The past week featured a few '90s time warp trips for me. And I'm still trying to digest how it all makes me feel. So here's a few stabs at my reaction to both the end of a Kurt Cobain-inspired exhibit at the Seattle Art Museum and the Pavement reunion tour that traipsed through the Paramount Theatre.
I'll start with the latter. Pavement is a favorite touchstone of mine. I fall in general agreement with the shorthand claim that their fuzzy sound and ironic slouch only masks bushels of worthy wit. And hearing Stephen Malkmus talk earnestly about this tour as a one off deal was refreshing (don't expect to see them keep trying to cash that check in the future). You have to go back more than 15 years to really find their hopeful peak. So the easy money is on them being less than vigorous in concert. I went on my own, watched on my own, and decided on my own that...it's time for even the most ardent fan to move on. They still bring a good show. Two hours, including a 4-song encore that a more cynical band wouldn't have done at all given the bland, obligatory ovation they got as encouragement from a crowd that I saw as seriously underpacked. It was the sort of crowd you could see doing the same thing I did beforehand - fixing a nice dinner for the family AND doing the dishes before hitting the town. I saw a few pregnant women. The line-up at the merch table afterward was way deeper than that to the bar, at least while the opener was playing (Quasi, a Portland band everyone respects who packed a few decades worth of experience into a tight 40-minute set). Everything Pavement did was fine. That's the problem. The extended moment when these songs mattered has passed. When I got home, I saw the handful of CDs I'd put in our stereo's changer. When I look at my iPod, I've only bothered to upload this year's newly released (and wonderful) "Quarantine the Past" compilation. That's a wounded metaphor, but it works for me. I love Pavement. I won't say "loved". But now I can move on.

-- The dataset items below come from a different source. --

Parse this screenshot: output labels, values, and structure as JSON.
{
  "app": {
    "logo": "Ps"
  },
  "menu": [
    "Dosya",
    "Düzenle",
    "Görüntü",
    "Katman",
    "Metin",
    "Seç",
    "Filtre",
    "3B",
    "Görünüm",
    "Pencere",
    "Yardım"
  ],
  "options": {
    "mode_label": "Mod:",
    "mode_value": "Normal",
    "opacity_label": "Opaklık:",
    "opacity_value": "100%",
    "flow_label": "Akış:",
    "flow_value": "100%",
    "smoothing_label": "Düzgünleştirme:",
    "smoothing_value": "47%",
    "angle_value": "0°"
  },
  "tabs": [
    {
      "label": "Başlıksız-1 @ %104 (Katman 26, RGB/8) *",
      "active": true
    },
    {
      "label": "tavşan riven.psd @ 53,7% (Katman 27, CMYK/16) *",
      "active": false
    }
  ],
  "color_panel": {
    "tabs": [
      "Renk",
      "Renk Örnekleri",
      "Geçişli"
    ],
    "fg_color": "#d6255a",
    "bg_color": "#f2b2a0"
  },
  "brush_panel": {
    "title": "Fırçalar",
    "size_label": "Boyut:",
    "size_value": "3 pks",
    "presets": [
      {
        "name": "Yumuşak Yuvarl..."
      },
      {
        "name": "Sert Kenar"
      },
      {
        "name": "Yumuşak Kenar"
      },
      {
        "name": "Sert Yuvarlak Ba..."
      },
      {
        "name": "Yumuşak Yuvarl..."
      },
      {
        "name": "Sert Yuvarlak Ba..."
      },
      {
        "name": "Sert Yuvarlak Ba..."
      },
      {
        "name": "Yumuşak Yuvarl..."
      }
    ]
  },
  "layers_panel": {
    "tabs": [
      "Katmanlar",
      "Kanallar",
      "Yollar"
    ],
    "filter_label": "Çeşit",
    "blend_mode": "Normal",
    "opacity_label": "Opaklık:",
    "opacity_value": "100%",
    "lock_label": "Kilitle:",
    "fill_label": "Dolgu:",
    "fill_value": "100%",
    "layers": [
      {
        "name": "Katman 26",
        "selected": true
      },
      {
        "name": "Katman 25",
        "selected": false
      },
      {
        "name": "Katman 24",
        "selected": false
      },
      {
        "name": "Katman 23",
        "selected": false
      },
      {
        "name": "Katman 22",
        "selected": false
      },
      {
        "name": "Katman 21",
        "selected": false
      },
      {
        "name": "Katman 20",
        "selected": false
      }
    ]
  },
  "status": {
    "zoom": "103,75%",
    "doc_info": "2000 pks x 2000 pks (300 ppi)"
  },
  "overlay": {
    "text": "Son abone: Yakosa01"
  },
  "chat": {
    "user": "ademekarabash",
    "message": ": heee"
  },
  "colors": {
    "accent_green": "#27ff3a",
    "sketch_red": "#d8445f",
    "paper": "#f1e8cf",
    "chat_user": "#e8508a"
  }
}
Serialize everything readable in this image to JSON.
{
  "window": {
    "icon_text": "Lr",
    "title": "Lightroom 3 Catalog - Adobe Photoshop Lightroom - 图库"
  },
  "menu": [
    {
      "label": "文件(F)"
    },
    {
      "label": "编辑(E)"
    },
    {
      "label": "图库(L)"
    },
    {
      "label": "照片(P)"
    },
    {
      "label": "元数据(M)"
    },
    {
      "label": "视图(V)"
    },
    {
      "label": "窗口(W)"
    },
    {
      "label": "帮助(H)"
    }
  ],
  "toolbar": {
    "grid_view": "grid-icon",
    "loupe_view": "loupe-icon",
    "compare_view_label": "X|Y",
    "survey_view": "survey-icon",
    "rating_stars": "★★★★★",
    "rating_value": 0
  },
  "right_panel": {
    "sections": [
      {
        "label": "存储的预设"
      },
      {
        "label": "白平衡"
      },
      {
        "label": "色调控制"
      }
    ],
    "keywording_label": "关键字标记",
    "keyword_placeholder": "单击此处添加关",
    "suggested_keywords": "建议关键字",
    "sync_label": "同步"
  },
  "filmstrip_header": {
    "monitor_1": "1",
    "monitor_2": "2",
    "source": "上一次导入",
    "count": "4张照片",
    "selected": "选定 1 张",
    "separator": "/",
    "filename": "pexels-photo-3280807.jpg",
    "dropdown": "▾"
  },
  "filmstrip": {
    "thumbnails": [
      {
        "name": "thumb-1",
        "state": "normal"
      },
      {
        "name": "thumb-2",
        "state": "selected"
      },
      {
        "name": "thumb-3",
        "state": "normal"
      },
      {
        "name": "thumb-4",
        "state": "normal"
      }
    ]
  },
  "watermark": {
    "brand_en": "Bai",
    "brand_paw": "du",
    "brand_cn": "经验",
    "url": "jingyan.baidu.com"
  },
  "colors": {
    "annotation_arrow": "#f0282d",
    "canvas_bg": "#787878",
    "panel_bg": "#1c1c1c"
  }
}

The Kurt Cobain exhibit at the SAM was pulled yesterday after a handful of months. Far more local ink was spilled on it than I ever thought worthy. It always just seemed like a tourist crowd draw, especially considering how close the SAM is to the Pike Place Market. But it was First Thursday Gallery Walk night last week. What better time to see what for. And the verdict? Of course it was forced nostalgia. Creepy and almost entirely devoid of wit. Yet the point that I saw was actually pretty brilliant, albeit unintended. I'm speaking of the people watching, most of which seemed to be infinitely entertained by its own internal divisions. The partiers jostled by the gallery types, the tourists mingled with those in effect demanding acknowledgment as true locals, the stripes mixed with the solids. Where I fit in doesn't matter a hoot. But like anyone that lived in Seattle when Kurt killed himself, I've got my own stories to tell and images to share. Spending that Friday at Two Bells in Belltown with friends after hearing the news. Seeing a pile of afternoon Seattle Times issues brought in and passed around. Hearing how a friend who's office was in the same building as The Rocket had to get out of there as the media frenzy heated up. Those images are what I'd hang on the walls of the SAM. And they'd probably look just as stupid. The personal decontextualized and writ large is doomed to fail. Time and time again.
Where I sit now is altogether in a different time and mental space. Maya starts kindergarten tomorrow. We're going to head out now to do some last school shopping. That's the show I can't wait to see. Call me past prime or whatever suits your taste for snark these days. But know that I'm still looking backward as I focus on what's to come. It's just that those things in the rearview mirror are no longer closer than they appear. Thankfully.